The thesis deals with the establishment of a test environment for the implementation of active production, storage, and consumption using a smart home system. The system includes a small-scale solar power plant, a battery storage unit, and electrical consumers. The consumers are selected household appliances that represent major consumers in households and are therefore the subject of consideration. The consumers have built-in connectivity with the smart grid, allowing for active consumption management. Connectivity and integration are provided by the open-source Home Assistant system, which integrates all parts of the smart home. The air conditioning unit, which is part of the system, contains an ESP8266 communication module with ESPhome software installed, ensuring temperature control and operation of the air conditioning unit. At the same time, it returns room temperature data to the home automation system. The purpose of such a system is to optimize production, consumption, charging, and storage of energy. The system represents an alternative to existing household self-sufficient power systems. The advantages of such a system are lower grid loads and higher energy utilization at the production site.
It describes the planning and setup of the system, its operation, and the connection of the system into a functioning whole. The system also includes a battery storage unit to ensure the highest possible self-sufficiency with electrical energy. The principles of integrating the system into the smart home and automating consumers, as well as production forecasting for consumption optimization, are presented. Methods of managing the solar power plant inverter for changing operation and switching battery charging and discharging are presented.

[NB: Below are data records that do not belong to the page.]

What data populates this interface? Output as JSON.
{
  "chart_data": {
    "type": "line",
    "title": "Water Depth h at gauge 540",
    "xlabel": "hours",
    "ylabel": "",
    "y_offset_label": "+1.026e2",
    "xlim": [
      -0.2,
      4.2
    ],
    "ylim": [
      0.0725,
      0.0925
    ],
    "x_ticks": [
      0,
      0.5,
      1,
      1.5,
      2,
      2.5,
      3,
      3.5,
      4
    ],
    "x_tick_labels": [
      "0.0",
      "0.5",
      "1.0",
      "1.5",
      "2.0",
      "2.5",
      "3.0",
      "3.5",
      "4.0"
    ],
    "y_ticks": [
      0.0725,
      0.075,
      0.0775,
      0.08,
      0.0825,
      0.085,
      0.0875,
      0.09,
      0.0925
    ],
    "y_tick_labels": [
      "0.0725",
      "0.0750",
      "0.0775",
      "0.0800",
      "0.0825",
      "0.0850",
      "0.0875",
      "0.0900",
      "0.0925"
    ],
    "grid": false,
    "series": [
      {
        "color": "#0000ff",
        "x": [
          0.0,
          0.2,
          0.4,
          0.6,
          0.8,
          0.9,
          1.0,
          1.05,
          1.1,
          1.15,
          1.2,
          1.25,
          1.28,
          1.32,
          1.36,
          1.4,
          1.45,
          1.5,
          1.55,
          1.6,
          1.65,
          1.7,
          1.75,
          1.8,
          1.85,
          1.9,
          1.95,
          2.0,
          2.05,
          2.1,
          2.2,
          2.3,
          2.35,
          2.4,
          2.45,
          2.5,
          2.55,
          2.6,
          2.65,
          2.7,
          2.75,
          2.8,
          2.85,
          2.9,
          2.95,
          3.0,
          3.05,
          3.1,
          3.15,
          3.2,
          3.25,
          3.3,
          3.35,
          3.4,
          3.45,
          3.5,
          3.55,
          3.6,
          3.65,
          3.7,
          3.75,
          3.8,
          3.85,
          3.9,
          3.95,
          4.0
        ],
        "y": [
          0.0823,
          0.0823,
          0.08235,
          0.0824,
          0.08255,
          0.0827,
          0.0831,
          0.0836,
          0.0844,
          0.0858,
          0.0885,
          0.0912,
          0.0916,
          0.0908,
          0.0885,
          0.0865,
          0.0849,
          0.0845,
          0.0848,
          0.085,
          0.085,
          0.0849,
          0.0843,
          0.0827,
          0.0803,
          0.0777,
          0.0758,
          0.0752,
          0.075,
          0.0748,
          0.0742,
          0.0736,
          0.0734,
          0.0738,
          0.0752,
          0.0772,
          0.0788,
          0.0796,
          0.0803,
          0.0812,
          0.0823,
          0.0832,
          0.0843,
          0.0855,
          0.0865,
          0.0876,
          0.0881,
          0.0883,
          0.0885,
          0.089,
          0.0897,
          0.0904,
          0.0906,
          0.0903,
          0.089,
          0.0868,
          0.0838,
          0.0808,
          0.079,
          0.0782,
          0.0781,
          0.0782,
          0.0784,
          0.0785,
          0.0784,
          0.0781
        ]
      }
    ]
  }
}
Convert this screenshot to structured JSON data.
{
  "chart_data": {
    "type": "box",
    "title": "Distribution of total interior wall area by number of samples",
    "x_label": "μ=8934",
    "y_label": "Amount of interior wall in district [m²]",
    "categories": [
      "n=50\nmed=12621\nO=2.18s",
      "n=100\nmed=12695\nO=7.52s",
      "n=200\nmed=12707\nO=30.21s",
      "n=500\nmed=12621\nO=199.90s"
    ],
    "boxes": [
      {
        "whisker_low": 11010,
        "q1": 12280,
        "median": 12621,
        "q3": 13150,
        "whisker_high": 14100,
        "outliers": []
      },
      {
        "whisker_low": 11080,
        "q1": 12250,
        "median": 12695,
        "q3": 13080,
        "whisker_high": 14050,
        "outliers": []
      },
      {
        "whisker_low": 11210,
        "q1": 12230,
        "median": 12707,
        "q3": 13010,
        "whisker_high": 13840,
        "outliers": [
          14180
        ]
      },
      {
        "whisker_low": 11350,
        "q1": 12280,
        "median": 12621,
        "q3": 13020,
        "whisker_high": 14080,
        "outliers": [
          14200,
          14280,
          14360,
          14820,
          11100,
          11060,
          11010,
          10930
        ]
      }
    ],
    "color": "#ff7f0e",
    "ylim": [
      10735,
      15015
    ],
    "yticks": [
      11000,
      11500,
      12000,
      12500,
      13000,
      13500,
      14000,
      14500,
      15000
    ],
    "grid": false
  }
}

The goal is to establish a system within the smart home framework that will allow for further development of the system, which will be automated and will provide automatic switching and decisions on when to use which source of electrical energy to power the household. This will ensure the highest possible level of self-sufficiency, and when this is not possible due to a lack of solar energy, it will compensate for the shortfall from the grid. Currently, system switches are performed manually based on data provided by the home automation system.
|